Holder studied at the Friends' School in Providence, Rhode Island, and then entered the Harvard Medical School, where, while a student, he acted as demonstrator of anatomy for Oliver Wendell Holmes, and was present at the first administration of ether as an anesthetic.
[1]: 162–163 In 1859 he accepted the position of physician for Fort Jefferson,[2] Florida, at the request of Agassiz and Spencer F. Baird of the Smithsonian, and for seven years made an elaborate study of the Florida reef, being the first to establish the rapid growth of corals, an opposite view being held previous to that.
Holder resigned in 1869, to join Albert S. Bickmore in the establishment of the American Museum of Natural History of New York City, and became the curator of invertebrates.

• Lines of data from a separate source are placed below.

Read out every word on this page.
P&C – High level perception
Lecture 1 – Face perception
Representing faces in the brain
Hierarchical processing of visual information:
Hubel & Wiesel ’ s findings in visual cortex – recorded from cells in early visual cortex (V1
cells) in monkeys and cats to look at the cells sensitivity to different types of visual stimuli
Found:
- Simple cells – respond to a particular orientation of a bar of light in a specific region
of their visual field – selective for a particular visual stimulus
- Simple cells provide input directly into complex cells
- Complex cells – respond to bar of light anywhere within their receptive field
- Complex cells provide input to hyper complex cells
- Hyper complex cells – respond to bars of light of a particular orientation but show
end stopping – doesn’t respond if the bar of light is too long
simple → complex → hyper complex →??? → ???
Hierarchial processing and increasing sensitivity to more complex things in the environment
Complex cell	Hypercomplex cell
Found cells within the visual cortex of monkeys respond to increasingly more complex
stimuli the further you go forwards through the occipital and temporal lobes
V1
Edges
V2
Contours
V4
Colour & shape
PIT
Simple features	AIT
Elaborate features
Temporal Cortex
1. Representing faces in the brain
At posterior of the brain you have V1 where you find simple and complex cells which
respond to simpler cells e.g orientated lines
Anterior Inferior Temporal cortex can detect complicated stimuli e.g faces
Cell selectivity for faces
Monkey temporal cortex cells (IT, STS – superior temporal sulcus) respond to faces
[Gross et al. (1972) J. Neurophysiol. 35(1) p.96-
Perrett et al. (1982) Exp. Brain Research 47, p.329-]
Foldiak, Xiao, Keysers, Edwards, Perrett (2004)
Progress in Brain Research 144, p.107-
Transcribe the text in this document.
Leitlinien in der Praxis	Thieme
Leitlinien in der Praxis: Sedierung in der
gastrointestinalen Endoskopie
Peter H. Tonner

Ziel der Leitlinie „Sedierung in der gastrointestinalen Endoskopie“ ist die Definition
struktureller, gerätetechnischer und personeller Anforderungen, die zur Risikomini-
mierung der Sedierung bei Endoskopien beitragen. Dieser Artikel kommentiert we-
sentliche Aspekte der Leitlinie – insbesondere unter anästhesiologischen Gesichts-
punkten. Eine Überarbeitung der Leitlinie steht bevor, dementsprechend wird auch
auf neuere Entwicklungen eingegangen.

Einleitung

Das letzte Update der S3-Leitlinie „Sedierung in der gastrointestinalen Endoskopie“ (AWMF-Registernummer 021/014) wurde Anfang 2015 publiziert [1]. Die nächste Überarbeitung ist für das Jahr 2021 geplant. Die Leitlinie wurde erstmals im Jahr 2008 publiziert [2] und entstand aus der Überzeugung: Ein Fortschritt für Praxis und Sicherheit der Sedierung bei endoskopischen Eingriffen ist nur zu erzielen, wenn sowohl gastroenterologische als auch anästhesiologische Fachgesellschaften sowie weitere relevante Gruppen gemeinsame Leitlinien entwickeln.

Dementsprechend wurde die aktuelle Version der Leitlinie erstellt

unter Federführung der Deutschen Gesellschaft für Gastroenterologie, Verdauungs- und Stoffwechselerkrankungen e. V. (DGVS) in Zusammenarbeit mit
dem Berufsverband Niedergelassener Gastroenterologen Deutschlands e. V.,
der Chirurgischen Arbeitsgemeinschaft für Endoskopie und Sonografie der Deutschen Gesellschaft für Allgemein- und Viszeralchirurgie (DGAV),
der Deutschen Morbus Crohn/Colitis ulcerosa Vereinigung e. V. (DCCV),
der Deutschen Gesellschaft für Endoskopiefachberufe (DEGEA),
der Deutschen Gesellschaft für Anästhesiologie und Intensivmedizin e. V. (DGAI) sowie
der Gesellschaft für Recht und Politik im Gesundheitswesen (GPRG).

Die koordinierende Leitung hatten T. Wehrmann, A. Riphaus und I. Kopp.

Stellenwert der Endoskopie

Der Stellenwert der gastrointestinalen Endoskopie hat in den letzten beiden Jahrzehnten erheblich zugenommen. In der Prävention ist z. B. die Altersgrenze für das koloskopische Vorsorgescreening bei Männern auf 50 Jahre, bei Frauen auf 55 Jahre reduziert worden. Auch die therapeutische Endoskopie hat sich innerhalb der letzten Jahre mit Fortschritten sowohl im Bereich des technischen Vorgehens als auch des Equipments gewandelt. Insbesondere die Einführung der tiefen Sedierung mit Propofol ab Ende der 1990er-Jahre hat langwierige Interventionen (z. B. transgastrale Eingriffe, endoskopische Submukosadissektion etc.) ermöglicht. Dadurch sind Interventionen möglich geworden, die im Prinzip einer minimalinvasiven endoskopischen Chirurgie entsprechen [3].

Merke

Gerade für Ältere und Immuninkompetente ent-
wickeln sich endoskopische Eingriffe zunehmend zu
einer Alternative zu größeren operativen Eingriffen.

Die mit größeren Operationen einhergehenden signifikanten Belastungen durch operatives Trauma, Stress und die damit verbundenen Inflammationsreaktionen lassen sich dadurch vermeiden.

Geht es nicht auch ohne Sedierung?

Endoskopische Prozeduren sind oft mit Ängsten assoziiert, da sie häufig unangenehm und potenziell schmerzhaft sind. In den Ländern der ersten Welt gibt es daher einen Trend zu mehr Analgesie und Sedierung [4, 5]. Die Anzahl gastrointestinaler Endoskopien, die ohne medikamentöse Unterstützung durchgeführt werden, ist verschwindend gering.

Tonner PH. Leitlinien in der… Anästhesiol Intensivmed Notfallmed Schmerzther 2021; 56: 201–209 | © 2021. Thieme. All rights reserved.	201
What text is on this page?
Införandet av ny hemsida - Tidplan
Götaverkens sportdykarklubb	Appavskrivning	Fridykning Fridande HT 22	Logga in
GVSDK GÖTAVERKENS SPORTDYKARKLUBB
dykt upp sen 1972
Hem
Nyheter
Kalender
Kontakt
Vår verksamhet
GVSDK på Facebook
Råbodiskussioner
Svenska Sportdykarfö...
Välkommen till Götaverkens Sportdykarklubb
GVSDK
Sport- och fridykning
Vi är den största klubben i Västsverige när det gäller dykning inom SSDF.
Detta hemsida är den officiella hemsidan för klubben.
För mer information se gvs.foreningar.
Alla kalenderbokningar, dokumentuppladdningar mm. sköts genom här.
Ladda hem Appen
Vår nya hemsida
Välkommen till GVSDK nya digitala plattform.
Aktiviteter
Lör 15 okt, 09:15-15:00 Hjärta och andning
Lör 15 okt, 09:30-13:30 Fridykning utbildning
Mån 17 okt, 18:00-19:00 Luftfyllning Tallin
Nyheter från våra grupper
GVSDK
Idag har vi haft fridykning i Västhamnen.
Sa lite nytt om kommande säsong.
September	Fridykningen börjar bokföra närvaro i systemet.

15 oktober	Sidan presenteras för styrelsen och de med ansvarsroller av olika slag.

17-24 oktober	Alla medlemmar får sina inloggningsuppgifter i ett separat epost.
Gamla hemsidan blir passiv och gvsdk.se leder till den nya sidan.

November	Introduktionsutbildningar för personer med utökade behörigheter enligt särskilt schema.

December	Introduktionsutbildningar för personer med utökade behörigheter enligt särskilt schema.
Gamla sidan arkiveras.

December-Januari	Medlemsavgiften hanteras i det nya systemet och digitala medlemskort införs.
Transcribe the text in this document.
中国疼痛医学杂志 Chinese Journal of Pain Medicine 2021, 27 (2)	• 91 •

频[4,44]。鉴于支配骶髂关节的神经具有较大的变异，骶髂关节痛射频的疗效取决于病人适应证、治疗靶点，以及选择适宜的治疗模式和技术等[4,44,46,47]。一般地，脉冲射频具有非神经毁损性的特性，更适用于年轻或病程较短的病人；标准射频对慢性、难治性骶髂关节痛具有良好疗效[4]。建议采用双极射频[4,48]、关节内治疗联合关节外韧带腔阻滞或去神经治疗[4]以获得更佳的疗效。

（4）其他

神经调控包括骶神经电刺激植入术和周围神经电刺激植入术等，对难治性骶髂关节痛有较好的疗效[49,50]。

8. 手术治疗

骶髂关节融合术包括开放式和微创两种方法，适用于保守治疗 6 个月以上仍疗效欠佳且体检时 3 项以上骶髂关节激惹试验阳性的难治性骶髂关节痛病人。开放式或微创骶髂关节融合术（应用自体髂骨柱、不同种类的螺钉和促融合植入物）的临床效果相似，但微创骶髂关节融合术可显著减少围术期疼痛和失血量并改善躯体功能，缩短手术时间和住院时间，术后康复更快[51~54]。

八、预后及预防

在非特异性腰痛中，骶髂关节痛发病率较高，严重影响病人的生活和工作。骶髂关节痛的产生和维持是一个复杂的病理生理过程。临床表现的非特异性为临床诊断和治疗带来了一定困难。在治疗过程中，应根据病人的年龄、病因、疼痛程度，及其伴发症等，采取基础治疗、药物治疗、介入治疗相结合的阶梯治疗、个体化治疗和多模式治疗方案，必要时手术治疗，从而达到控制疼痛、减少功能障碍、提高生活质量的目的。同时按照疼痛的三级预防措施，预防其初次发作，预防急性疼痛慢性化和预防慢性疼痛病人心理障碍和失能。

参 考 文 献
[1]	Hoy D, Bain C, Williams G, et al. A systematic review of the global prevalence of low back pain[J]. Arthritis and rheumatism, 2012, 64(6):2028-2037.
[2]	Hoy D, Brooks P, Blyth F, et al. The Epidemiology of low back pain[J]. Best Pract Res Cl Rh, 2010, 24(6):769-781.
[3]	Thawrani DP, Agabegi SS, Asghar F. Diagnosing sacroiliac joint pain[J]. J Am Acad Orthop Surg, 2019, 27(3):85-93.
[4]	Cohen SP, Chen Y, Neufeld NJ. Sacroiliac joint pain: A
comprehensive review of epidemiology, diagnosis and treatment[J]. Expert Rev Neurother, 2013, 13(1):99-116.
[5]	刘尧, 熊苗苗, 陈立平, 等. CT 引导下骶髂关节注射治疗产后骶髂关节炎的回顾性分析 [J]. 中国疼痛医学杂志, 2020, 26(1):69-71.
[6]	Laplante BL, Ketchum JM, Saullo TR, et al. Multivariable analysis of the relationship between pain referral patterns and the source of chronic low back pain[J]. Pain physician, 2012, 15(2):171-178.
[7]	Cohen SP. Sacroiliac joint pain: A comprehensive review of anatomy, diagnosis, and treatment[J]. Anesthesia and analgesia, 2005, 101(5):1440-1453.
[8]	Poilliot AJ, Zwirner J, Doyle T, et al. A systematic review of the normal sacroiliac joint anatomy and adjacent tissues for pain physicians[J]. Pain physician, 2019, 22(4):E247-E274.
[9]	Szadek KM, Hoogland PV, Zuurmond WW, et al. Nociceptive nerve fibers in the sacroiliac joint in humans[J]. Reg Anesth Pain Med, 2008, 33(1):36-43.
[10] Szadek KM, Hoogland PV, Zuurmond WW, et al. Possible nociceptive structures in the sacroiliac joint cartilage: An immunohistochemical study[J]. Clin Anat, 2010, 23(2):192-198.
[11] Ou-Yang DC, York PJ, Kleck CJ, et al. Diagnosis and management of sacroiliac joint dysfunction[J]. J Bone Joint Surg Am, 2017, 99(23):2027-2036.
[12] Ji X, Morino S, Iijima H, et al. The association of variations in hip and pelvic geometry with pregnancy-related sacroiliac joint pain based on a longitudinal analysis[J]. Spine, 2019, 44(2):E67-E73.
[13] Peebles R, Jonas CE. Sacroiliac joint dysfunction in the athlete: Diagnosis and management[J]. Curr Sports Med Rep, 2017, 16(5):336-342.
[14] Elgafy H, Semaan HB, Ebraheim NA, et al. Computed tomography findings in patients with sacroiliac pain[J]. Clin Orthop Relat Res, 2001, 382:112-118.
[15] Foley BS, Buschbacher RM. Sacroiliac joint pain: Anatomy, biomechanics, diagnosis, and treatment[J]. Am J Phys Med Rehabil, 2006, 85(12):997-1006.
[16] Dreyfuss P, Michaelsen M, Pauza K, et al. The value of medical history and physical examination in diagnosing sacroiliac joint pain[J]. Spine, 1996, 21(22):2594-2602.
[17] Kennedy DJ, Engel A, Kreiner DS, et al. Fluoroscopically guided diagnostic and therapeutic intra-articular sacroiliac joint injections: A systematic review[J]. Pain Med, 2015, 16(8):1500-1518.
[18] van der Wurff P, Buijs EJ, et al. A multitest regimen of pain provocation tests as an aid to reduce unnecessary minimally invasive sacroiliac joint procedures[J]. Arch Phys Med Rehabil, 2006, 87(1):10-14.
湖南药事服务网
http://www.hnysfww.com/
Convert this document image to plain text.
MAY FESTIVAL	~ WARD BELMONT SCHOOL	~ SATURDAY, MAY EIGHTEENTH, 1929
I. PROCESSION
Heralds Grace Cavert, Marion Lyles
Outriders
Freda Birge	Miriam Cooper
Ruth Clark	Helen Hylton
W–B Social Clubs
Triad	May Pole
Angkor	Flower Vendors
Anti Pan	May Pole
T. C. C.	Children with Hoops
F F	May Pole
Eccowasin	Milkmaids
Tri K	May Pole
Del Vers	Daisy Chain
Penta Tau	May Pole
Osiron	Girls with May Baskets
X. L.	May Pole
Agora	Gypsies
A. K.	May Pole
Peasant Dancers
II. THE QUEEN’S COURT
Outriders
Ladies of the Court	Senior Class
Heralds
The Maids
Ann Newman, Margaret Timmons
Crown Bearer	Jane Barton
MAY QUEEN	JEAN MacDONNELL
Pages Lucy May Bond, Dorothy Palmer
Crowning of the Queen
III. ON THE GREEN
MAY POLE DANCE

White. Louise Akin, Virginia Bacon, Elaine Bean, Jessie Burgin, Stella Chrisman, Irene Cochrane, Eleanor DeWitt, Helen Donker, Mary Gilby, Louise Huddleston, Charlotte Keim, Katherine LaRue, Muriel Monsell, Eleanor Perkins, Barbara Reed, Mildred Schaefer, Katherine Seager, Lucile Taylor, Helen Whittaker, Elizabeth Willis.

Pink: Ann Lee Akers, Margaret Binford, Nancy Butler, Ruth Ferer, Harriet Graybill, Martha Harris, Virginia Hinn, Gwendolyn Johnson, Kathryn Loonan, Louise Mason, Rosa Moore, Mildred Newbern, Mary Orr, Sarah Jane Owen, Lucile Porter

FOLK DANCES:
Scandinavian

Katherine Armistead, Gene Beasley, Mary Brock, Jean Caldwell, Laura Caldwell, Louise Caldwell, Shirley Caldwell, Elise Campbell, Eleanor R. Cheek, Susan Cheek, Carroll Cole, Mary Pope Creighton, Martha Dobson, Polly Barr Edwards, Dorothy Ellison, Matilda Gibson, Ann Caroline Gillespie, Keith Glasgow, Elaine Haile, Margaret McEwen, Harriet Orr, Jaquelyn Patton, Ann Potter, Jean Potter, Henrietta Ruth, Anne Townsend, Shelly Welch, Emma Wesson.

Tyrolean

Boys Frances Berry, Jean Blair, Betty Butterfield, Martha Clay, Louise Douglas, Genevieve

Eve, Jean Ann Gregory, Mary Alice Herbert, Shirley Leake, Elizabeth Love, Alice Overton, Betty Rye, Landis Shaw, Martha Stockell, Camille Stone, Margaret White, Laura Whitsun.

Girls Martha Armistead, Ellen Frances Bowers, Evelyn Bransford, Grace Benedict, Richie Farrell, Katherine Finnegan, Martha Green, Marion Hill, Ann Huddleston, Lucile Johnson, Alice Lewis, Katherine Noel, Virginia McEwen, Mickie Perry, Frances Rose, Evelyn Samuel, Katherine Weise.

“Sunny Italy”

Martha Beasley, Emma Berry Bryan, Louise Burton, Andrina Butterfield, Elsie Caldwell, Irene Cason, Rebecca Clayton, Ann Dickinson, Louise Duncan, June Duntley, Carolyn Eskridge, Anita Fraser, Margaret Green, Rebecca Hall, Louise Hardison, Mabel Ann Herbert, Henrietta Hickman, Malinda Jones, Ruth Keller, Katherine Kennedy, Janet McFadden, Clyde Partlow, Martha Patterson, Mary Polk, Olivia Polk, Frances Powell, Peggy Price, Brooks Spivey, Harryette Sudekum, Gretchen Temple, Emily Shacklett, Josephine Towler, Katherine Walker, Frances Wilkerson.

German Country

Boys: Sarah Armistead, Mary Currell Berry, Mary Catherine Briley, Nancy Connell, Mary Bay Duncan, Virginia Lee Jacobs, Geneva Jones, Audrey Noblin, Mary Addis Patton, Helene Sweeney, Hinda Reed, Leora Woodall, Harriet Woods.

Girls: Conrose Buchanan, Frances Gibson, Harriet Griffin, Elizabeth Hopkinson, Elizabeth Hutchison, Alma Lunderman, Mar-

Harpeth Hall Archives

He was the author of "The Florida Reef"; joint author with J. G. Wood of "Our Living World," an elaborate natural history; "The Museum of Natural History," written with Sir John Richardson; "The Atlantic Right Whale," and many scientific papers.
He was a patron of the Metropolitan Museum of Art; a founder and fellow of the American Ornithological Union; a member of the Society of Eastern Naturalists; member of the Society for Psychical Research; fellow of the New York Academy of Sciences, Geographical and Linnaen societies, and member of the Harvard Club.